We can use equation (14) to illustrate notions of ignorable and nonignorable nonresponse. Even in the presence of nonresponse, the nonresponse bias of regression coefficients may be negligible if the model has a specification that reflects all the causes of nonresponse related to the dependent variable. Consider a survey in which respondents differ from nonrespondents in their employment status because there are systematic differences in the representation of different education and race groups among respondents and nonrespondents. Said differently, within education and race groups, the employment rates of respondents and nonrespondents are equivalent. In this case, ignoring this information will produce a biased estimate of unemployment rates. Using an employment rate estimation scheme that accounts for differences in education and race group response rate can eliminate the bias. In equation (12), letting x be education and race can reduce the nonresponse bias in estimating a y, employment propensity.

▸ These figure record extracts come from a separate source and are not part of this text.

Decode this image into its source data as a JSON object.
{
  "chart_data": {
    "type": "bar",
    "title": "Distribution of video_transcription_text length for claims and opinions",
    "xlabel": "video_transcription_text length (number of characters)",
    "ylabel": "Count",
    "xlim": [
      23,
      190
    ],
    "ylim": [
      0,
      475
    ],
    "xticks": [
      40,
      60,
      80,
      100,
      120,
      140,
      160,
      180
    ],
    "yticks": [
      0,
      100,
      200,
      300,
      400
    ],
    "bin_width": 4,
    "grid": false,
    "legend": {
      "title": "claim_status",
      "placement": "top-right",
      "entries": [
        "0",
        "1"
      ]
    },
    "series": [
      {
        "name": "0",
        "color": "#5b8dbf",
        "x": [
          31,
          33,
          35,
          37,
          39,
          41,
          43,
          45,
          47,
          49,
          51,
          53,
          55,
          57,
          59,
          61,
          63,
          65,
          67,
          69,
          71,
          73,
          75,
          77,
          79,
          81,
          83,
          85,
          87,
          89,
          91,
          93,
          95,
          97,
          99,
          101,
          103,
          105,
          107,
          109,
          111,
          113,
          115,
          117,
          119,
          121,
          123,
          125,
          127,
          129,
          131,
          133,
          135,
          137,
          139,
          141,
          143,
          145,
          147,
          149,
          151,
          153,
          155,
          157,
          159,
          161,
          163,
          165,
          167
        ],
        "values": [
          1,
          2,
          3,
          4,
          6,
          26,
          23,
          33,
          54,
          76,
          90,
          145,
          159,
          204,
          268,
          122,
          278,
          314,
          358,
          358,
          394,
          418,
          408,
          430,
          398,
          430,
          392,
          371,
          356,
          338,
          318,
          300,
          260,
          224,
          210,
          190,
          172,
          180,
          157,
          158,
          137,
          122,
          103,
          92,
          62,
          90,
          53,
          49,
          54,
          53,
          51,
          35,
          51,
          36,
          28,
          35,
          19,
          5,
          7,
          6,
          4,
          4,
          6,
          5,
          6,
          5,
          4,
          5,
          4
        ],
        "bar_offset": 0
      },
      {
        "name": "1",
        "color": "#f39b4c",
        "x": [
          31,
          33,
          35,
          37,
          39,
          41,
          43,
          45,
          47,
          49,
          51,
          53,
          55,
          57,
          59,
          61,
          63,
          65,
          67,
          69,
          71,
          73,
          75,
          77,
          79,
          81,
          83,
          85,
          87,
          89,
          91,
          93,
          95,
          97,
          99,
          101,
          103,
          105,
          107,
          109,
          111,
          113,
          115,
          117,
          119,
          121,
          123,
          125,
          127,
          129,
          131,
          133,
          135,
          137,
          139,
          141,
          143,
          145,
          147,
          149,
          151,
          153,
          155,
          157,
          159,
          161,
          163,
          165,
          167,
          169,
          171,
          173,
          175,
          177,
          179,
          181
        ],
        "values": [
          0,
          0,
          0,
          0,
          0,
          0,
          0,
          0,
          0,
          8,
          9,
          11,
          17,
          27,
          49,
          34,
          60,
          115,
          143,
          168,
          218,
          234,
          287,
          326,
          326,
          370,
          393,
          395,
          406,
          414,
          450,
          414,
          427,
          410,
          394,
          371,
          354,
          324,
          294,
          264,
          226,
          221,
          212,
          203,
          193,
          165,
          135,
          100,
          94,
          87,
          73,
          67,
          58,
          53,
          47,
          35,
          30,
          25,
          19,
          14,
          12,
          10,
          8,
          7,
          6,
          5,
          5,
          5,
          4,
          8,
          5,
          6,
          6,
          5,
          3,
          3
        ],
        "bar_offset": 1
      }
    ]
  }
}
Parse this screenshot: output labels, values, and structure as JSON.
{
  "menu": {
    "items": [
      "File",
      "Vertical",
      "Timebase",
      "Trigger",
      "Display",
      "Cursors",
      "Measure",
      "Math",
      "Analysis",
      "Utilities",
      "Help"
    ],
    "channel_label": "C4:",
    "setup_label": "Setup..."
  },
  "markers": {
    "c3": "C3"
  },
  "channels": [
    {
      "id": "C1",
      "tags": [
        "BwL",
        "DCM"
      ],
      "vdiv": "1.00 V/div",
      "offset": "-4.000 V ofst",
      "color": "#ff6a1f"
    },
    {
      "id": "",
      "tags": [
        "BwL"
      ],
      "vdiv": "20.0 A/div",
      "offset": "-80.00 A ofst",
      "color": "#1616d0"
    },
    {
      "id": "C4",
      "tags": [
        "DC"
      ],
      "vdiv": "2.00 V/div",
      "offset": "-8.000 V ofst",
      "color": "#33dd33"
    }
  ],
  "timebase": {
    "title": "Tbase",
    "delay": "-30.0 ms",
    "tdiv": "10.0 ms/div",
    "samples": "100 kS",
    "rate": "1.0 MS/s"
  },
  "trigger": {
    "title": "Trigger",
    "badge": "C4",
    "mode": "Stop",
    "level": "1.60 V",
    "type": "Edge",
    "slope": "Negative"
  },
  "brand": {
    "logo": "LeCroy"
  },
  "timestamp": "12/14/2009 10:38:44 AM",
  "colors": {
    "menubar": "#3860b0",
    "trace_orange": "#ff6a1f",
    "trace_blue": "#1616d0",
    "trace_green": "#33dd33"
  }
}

Considering Survey Participation a Stochastic Phenomenon
The previous discussion made the assumption that each person (or household) in a target population either is a respondent or a nonrespondent for all possible surveys. That is, it assumes a fixed property for each sample unit regarding the survey request. They always will be a nonrespondent or they always will be a respondent, in all realizations of the survey design.
An alternative view of nonresponse asserts that every sample unit has a probability of being a respondent and a probability of being a nonrespondent. It takes the perspective that each sample survey is but one realization of a survey design. In this case, the survey design contains all the specifications of the research data collection. The design includes the definition of the sampling frame; the sample design; the questionnaire design; choice of mode; hiring, selection, and training regimen for interviewers; data collection period, protocol for contacting sample units; callback rules; refusal conversion rules; and so on. Conditional on all these fixed properties of the sample survey, sample units can make different decisions regarding their participation.
In this view, the notion of a nonresponse rate takes on new properties. Instead of the nonresponse rate merely being a manifestation of how many nonrespondents were sampled from the sampling frame, we must acknowledge that in each realization of a survey different individuals will be respondents and nonrespondents. In this perspective the nonresponse rate given earlier (m/n) is the result of a set of Bernoulli trials; each sample unit is subject to a coin flip to determine whether it is a respondent or nonrespondent on a particular trial. The coins of various sample units may be weighted differently; some will have higher probabilities of participation than others. However, all are involved in a stochastic process of determining their participation in a particular sample survey.
The implications of this perspective on the biases of respondent means, respondent totals, respondent differences of means, and respondent regression coefficients are minor. The more important implication is on the variance properties of unadjusted and adjusted estimates based on respondents.